Array Arrangement Permutation

Question

Looking for a way to sequentially find different arrangement possibilities of an array. I only care about adding them sequentially, doesn\'t need skip or shuffle values.

Answer 1

You can easily reduce the array by slicing the array to the current index.

var inputArray = ['a', 'b', 'c', 'd', 'e', 'f'];

var outputArray = inputArray.reduce(function(result, item, index, arr) {
  return result.concat(arr.slice(0, index + 1).join(''));
}, []);


document.body.innerHTML = '<pre>' + outputArray.join('\n') + '</pre>';

Note: I am still not sure what you mean by "find different arrangement possibilities of an array".

Answer 2

You could iterate over each character once and should be able to populate all sequences.

Here is what you could do.

var inputArray = ['a', 'b', 'c', 'd', 'e', 'f'];

var outputStrings = [];

inputArray.forEach((item, idx) => {
  let prevString = (idx !== 0) ? outputStrings[idx - 1] : "";
  outputStrings.push(prevString + item);
});

console.log(outputStrings);

Answer 3

var array = ['a', 'b', 'c', 'd', 'e', 'f'];
results = [];
for (x = 1; x < array.length + 1; ++x) {
  results.push(array.slice(0, x).toString().replace(/,/g, ""))
}
//PRINT ALL RESULTS IN THE RESULTS VARIABLE
for (x = 0; x < results.length; ++x) {
  console.log(results[x])
}

Answer 4

You need a recursive function to do this.
Since the amount of possible arrangement of your array is 6! (which is 720), I will shorten it to 3 to shorten the sample result, make the number of possible arrangement to 3! (which is 6)
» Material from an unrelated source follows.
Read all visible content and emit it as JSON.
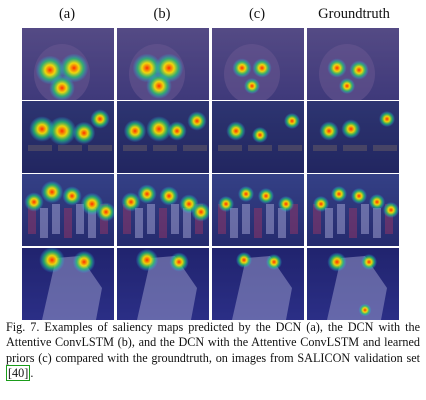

var array = ['a', 'b', 'c'];
var counter = 0; //This is to count the number of arrangement possibilities

permutation();
console.log(counter); //Prints the number of possibilities

function permutation(startWith){
    startWith = startWith || '';
    for (let i = 0; i < array.length; i++){
        //If the current character is not used in 'startWith'
        if (startWith.search(array[i]) == -1){
            console.log(startWith + array[i]); //Print the string
                
            //If this is one of the arrangement posibilities
            if ((startWith + array[i]).length == array.length){
                counter++;
            }
                
            //If the console gives you "Maximum call stack size exceeded" error
            //use 'asyncPermutation' instead
            //but it might not give you the desire output
            //asyncPermutation(startWith + array[i]);
            permutation(startWith + array[i]);
        }
        else { 
            continue; //Skip every line of codes below and continue with the next iteration
        } 
    }
    function asyncPermutation(input){
        setTimeout(function(){permutation(input);},0);
    }
 }

The first 3 output is part of your desired output. Hope this answers your question.